Moreover, the claim is extinguished unless it is brought within a designated time frame, generally, either eighteen months after a particular transfer is made to the Ohio Legacy Trust (as to each transfer), or for a creditor who became a creditor before the transfer(s) at issue was made, within thirty-six months so long as a claim is filed within six months of when the transfer was or reasonably could have been discovered. 

The rules are favorable as to the treatment of the “tracking” of multiple transfers. Essentially, a “last in, first out” rule applies. Accordingly, a distribution from the qualified Ohio Legacy Trust is considered to have been made from or with the money most recently transferred to the Trust, except to the extent proven to the contrary “beyond a reasonable doubt”.  

If a claim is brought successfully against an Ohio Legacy Trust, the transfer/disposition to the trust shall be avoided only to the extent necessary to satisfy the particular debt to that creditor who brought the action: all other transfers remain valid and effective. If the court is satisfied that the beneficiary of the Ohio Legacy Trust has not acted in bad faith in receiving a distribution from the Trust, the right of the creditor shall be subject to the right of the beneficiary (including the person who created the trust), to retain that distribution if it was made through the Trustee’s discretion prior to the creditor commencement of the action.

Each transfer/disposition to a qualified Ohio Legacy Trust, an affidavit must be executed, either before or substantially at the same time as the disposition. The affidavit shall be notarized and contain certain statements under oath, including the following:

  • The property being transferred to the trust was not derived from unlawful activities;
  • The transferor has full right and title to transfer the property;
  • The transferor will not be rendered insolvent immediately after the transfer;
  • The transferor does not intend to defraud any creditor by reason of the transfer;
  • There is no pending or threatened court actions, except as identified;
  • The transferor is not involved in any administrative proceedings, except as identified;
  • The transferor does not contemplate the filing for relief under the Bankruptcy Code at the time of the transfer.

An affidavit is not required from a transferor who is not a beneficiary of the Ohio Legacy Trust that receives the disposition.

A qualified Ohio Legacy Trust will name at least one qualified trustee, will expressly incorporate the laws of Ohio to govern the Trust, will affirmatively state it is irrevocable, and contain a spendthrift provision that by its terms restrains both the voluntary and involuntary transfer of a transferor’s interest in that trust. A qualified trustee is someone who is not the creator of the trust who, if a natural person, is a resident of the State of Ohio, or if not a natural person, is authorized by one or more of various sources to be a trustee in Ohio.

A transferor’s interest in property that is the subject of a qualified disposition into an Ohio Legacy Trust may be attached in connection with any debt that the transferor owes for payment of child support. This also extends to spousal support, alimony, or in connection with the division of property in favor of the transferor’s spouse or former spouse, but only to the extent the transferor was married to the spouse on or before the particular transfer(s) to the Ohio Legacy Trust at issue was made.

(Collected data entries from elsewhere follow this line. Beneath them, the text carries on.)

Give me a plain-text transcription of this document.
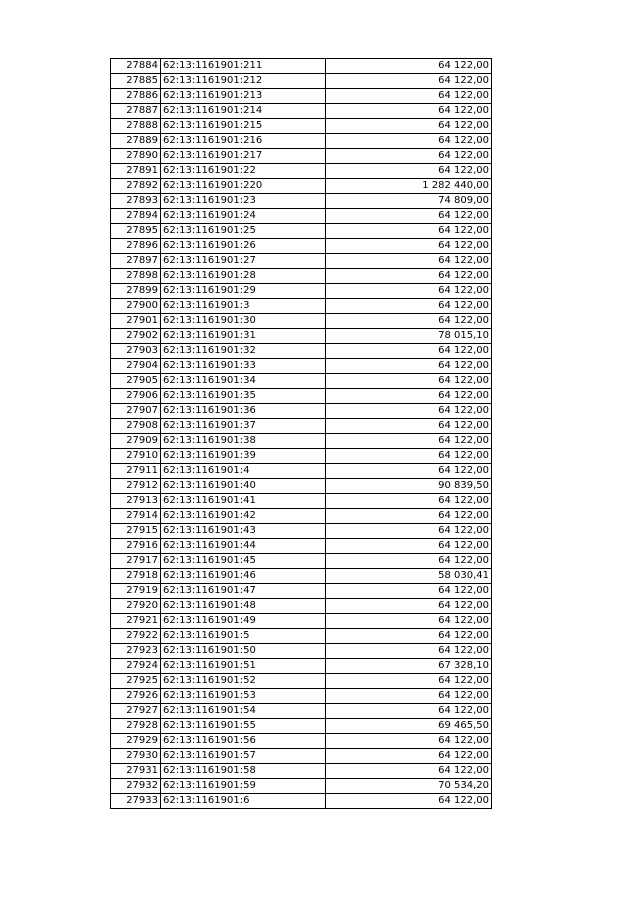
27884	62:13:1161901:211	64 122,00
27885	62:13:1161901:212	64 122,00
27886	62:13:1161901:213	64 122,00
27887	62:13:1161901:214	64 122,00
27888	62:13:1161901:215	64 122,00
27889	62:13:1161901:216	64 122,00
27890	62:13:1161901:217	64 122,00
27891	62:13:1161901:22	64 122,00
27892	62:13:1161901:220	1 282 440,00
27893	62:13:1161901:23	74 809,00
27894	62:13:1161901:24	64 122,00
27895	62:13:1161901:25	64 122,00
27896	62:13:1161901:26	64 122,00
27897	62:13:1161901:27	64 122,00
27898	62:13:1161901:28	64 122,00
27899	62:13:1161901:29	64 122,00
27900	62:13:1161901:3	64 122,00
27901	62:13:1161901:30	64 122,00
27902	62:13:1161901:31	78 015,10
27903	62:13:1161901:32	64 122,00
27904	62:13:1161901:33	64 122,00
27905	62:13:1161901:34	64 122,00
27906	62:13:1161901:35	64 122,00
27907	62:13:1161901:36	64 122,00
27908	62:13:1161901:37	64 122,00
27909	62:13:1161901:38	64 122,00
27910	62:13:1161901:39	64 122,00
27911	62:13:1161901:4	64 122,00
27912	62:13:1161901:40	90 839,50
27913	62:13:1161901:41	64 122,00
27914	62:13:1161901:42	64 122,00
27915	62:13:1161901:43	64 122,00
27916	62:13:1161901:44	64 122,00
27917	62:13:1161901:45	64 122,00
27918	62:13:1161901:46	58 030,41
27919	62:13:1161901:47	64 122,00
27920	62:13:1161901:48	64 122,00
27921	62:13:1161901:49	64 122,00
27922	62:13:1161901:5	64 122,00
27923	62:13:1161901:50	64 122,00
27924	62:13:1161901:51	67 328,10
27925	62:13:1161901:52	64 122,00
27926	62:13:1161901:53	64 122,00
27927	62:13:1161901:54	64 122,00
27928	62:13:1161901:55	69 465,50
27929	62:13:1161901:56	64 122,00
27930	62:13:1161901:57	64 122,00
27931	62:13:1161901:58	64 122,00
27932	62:13:1161901:59	70 534,20
27933	62:13:1161901:6	64 122,00
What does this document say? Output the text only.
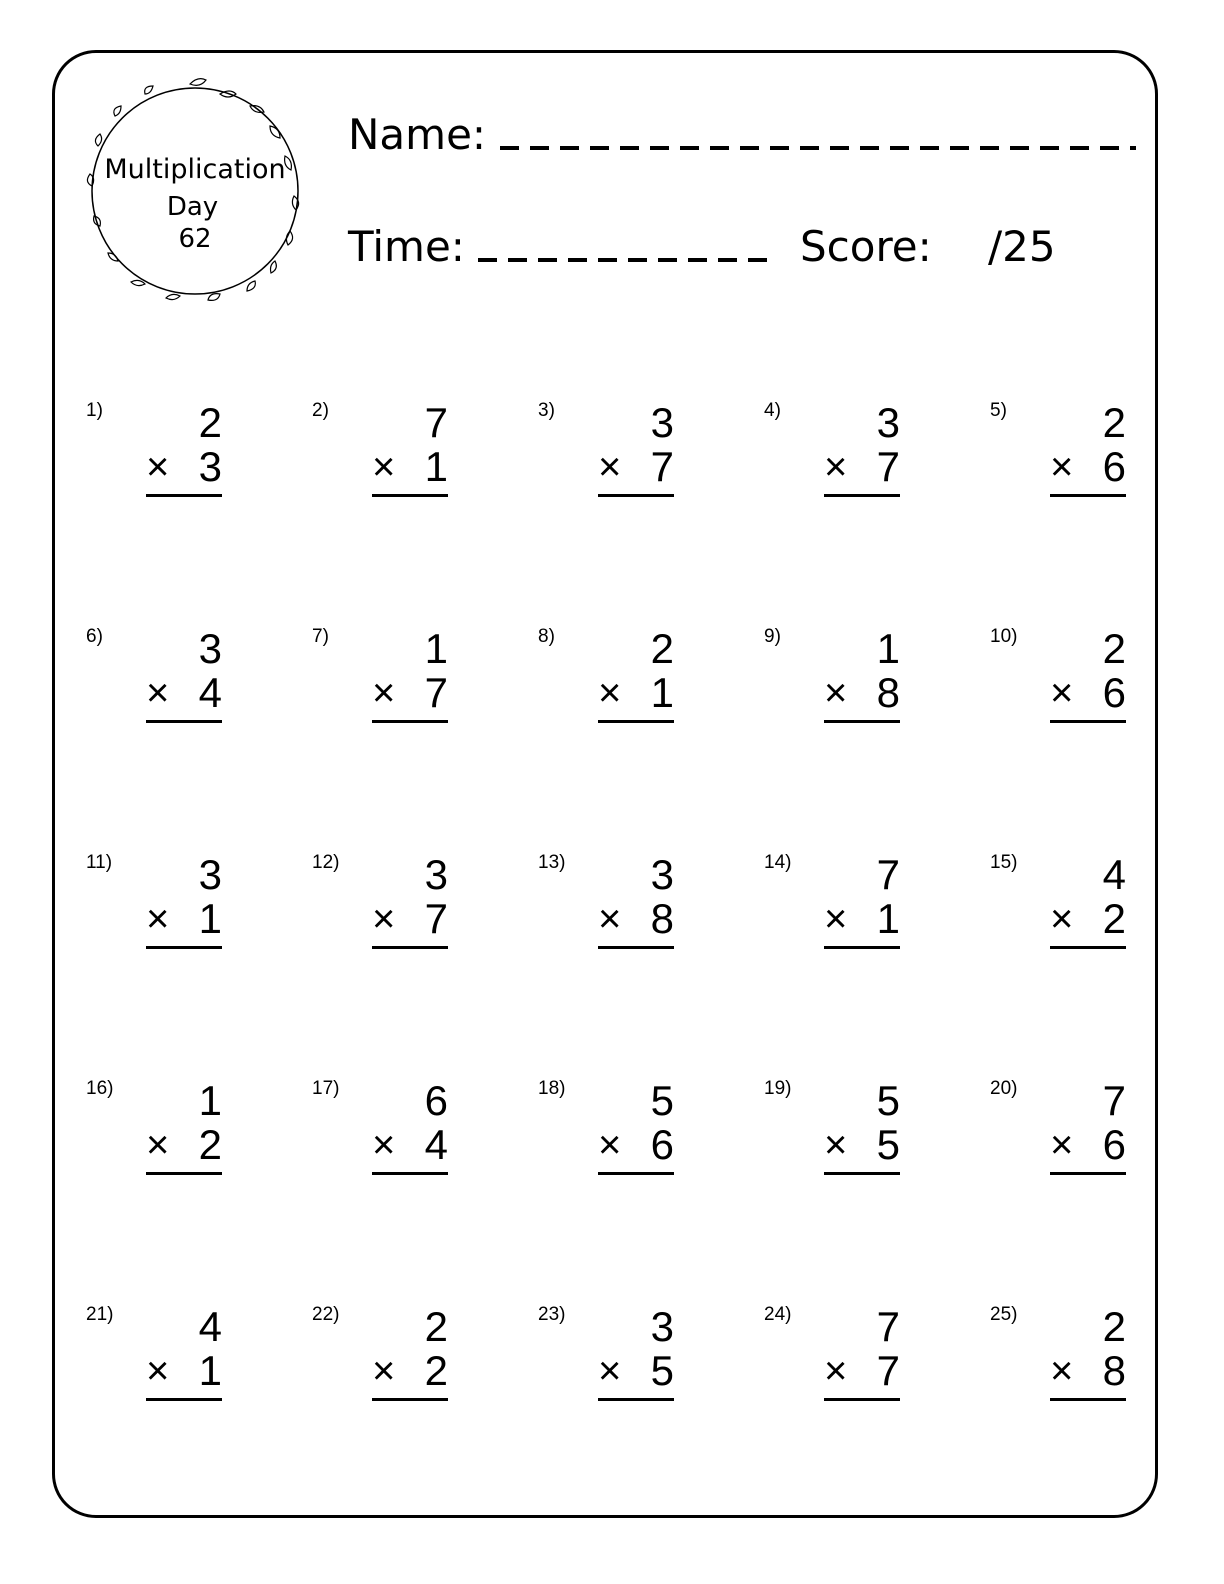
Multiplication
Day
62
Name:
Time:	Score: /25
1)	2
× 3
2)	7
× 1
3)	3
× 7
4)	3
× 7
5)	2
× 6
6)	3
× 4
7)	1
× 7
8)	2
× 1
9)	1
× 8
10)	2
× 6
11)	3
× 1
12)	3
× 7
13)	3
× 8
14)	7
× 1
15)	4
× 2
16)	1
× 2
17)	6
× 4
18)	5
× 6
19)	5
× 5
20)	7
× 6
21)	4
× 1
22)	2
× 2
23)	3
× 5
24)	7
× 7
25)	2
× 8
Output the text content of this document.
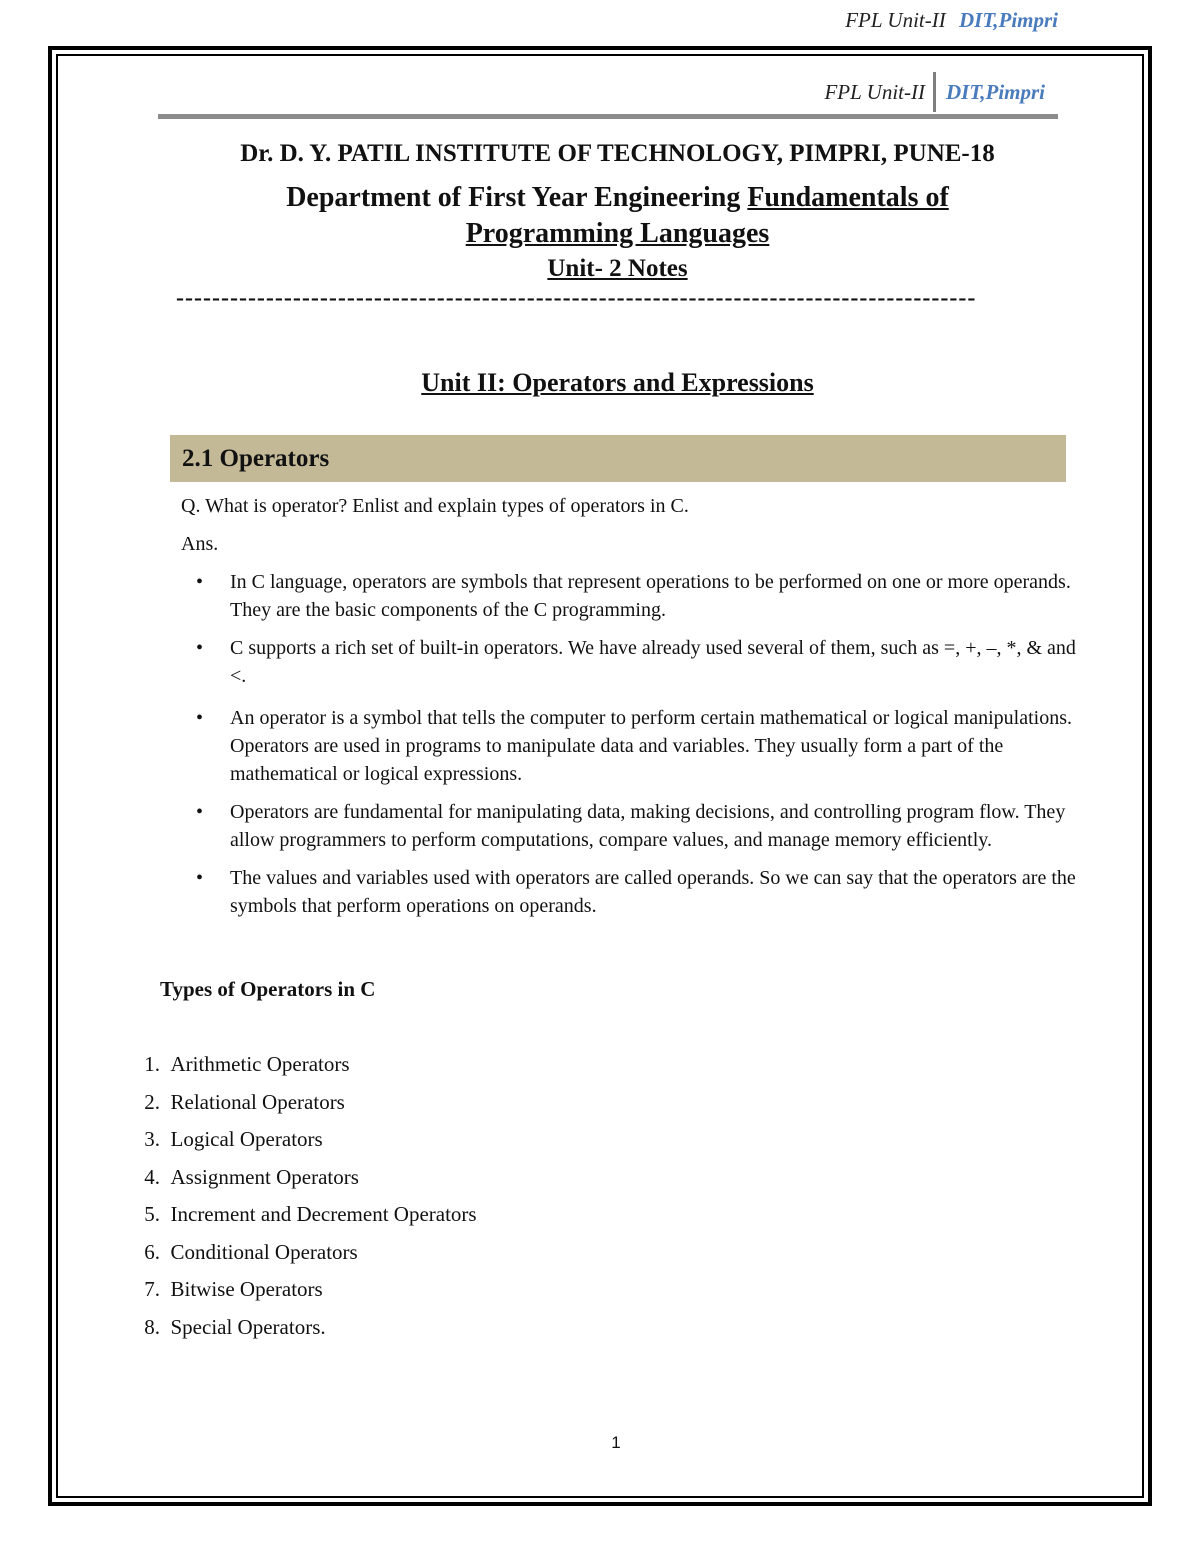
FPL Unit-II DIT,Pimpri
FPL Unit-II	DIT,Pimpri
Dr. D. Y. PATIL INSTITUTE OF TECHNOLOGY, PIMPRI, PUNE-18
Department of First Year Engineering Fundamentals of
Programming Languages
Unit- 2 Notes
-----------------------------------------------------------------------------------------
Unit II: Operators and Expressions
2.1 Operators
Q. What is operator? Enlist and explain types of operators in C.
Ans.
• In C language, operators are symbols that represent operations to be performed on one or more operands. They are the basic components of the C programming.
• C supports a rich set of built-in operators. We have already used several of them, such as =, +, –, *, & and <.
• An operator is a symbol that tells the computer to perform certain mathematical or logical manipulations. Operators are used in programs to manipulate data and variables. They usually form a part of the mathematical or logical expressions.
• Operators are fundamental for manipulating data, making decisions, and controlling program flow. They allow programmers to perform computations, compare values, and manage memory efficiently.
• The values and variables used with operators are called operands. So we can say that the operators are the symbols that perform operations on operands.
Types of Operators in C
1. Arithmetic Operators
2. Relational Operators
3. Logical Operators
4. Assignment Operators
5. Increment and Decrement Operators
6. Conditional Operators
7. Bitwise Operators
8. Special Operators.
1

Certain creditors, like the IRS, may be exempt from these protections.  Also, if one is concerned about protecting their assets from the devastating cost of long-term care, or otherwise qualifying for benefits such as the VA Aid and Attendance Pension and/or Medicaid, then protection for these purposes will only happen if the trust is specifically drafted to accomplish these purposes.  Special account must also be taken to protect these same assets from the creditors of heirs, depending upon their unique circumstances. The rules are complex, and require the experience offered by a Certified Elder Law Attorney to achieve maximum protection through a qualified Ohio Legacy Trust.